Wow, it turns out if you have a ton of clients materialize over the fall, you have no time to tell the internet about them!
So here’s what I’m up to:
- Running for LITA president! Yup. If you’re a member in good standing of LITA, you’ll get your ballot in March, and I’d really appreciate your vote. Stay tuned for my campaign page and official LITA candidate profile.
- Coding for Measure the Future! This consists largely in arguing with Griffey about privacy. And also being, as far as I can tell, the first person on the internet to have gotten a Django app running on an Intel Edison, a tiny adorable computer that fits in the palm of my hand.

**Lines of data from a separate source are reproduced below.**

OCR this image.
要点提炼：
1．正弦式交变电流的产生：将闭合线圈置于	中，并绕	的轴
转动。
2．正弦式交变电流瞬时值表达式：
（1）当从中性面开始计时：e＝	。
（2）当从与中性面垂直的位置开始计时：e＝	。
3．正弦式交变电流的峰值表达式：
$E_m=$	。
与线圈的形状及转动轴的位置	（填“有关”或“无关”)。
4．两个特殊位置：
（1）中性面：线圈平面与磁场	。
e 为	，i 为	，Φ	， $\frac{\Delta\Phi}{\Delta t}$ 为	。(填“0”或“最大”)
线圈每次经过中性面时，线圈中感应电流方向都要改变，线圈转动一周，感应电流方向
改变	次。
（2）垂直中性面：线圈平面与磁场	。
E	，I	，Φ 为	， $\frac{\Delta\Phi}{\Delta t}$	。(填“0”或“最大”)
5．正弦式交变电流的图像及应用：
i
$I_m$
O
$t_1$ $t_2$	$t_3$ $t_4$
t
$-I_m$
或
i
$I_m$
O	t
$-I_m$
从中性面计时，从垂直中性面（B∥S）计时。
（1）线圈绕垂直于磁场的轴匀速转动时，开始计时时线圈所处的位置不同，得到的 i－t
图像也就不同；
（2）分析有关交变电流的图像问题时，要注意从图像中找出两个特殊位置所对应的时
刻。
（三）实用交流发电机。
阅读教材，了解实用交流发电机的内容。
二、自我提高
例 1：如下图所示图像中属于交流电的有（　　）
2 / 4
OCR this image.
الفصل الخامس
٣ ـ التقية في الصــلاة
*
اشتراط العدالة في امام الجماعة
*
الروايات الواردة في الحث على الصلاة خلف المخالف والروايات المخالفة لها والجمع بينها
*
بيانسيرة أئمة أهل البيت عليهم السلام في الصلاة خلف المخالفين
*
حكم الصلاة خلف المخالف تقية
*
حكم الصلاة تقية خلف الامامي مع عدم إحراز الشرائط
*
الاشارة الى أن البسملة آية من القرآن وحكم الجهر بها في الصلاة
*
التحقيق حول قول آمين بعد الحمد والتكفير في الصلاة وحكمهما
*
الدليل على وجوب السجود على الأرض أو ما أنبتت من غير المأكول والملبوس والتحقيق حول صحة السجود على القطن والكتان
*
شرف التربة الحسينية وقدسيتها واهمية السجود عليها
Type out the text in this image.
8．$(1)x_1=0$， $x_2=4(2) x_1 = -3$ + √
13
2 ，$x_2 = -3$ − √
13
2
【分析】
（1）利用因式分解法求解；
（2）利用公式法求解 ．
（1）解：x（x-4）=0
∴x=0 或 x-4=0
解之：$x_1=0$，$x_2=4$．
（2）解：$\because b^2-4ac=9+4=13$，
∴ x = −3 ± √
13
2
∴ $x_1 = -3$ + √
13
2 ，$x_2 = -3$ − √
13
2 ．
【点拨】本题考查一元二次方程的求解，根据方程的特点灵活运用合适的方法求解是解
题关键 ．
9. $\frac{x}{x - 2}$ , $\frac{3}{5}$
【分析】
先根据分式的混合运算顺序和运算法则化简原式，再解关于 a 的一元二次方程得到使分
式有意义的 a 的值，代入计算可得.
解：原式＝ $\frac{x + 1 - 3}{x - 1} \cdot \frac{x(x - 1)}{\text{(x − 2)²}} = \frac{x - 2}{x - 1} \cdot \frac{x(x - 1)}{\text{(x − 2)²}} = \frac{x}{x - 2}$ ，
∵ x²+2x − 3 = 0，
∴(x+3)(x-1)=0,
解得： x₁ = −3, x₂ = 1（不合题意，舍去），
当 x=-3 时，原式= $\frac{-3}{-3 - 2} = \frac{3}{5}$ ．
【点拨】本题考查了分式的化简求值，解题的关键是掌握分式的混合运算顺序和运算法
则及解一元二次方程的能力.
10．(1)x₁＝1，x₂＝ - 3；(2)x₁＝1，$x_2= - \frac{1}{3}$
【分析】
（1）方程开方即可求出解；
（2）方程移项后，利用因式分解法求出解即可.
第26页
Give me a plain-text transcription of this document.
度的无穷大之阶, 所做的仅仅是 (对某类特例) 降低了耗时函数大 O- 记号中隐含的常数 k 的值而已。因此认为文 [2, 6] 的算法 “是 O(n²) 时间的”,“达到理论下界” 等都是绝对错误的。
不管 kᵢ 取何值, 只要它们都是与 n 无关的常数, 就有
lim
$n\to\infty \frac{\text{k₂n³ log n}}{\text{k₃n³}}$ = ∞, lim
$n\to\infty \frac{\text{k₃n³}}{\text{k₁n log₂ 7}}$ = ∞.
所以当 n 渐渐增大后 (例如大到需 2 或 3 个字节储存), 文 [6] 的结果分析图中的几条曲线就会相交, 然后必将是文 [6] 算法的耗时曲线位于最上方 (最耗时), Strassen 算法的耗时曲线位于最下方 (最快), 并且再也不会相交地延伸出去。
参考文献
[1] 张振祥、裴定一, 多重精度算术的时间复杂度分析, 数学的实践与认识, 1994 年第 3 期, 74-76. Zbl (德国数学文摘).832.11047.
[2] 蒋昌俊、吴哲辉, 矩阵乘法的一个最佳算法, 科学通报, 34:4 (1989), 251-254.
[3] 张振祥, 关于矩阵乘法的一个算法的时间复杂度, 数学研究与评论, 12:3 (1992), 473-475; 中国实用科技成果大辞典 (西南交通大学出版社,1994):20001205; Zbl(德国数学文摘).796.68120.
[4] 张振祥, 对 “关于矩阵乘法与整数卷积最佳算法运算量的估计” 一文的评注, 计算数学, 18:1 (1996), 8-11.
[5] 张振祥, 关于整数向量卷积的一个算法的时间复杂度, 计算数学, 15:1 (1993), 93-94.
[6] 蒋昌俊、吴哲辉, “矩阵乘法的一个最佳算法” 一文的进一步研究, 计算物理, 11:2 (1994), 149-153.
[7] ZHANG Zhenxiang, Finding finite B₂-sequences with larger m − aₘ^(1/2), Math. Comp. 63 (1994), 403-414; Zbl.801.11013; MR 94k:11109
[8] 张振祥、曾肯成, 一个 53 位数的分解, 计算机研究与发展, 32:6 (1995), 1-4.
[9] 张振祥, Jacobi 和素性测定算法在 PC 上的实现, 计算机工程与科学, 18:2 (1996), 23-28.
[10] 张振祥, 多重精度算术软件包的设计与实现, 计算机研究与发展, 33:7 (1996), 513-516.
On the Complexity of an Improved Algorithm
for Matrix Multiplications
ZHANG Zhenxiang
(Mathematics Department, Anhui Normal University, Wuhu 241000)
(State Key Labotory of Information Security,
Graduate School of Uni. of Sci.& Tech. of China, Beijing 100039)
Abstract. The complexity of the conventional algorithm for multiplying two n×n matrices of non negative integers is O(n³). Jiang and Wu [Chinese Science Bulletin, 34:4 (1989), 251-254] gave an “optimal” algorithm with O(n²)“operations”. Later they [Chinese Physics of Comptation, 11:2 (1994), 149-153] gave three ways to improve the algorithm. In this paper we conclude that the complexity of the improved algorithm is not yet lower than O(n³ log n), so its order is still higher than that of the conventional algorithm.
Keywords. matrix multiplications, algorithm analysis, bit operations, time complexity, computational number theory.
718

- Coding for Wikimedia! So…that happened. I’m doing an internal project for The Wikipedia Library, improving the usability of their journal access application system (and creating the kernel of a system that, over time, might be able to open up lots more possibilities for them).
- Coding for CustomFit! We’ve debuted straight-shaped sweaters along with our original hourglass (a coding process which was not unlike rebuilding an airplane in flight), so now you can make sweaters for people who may not want normatively-feminine garments. Yay! Also I implemented a complete site redesign last fall (if you’re wondering, “can Andromeda take a 12-page PDF exported from Photoshop, translate it into CSS, and rewrite several hundred templates accordingly”, the answer turns out to be yes). Anyway, if you’d been thinking of taking the CustomFit plunge but not gotten around to it yet, please go check that out – there’s a ton of great new stuff, and more on the way.
- Keynoting LibTechConf! My talk will be called “The Architecture of Values”, and it’ll be about how our code does (or, spoiler alert, doesn’t) implement our library values. Also the other keynoter is Safiya Noble and I am fangirling pretty hard about that.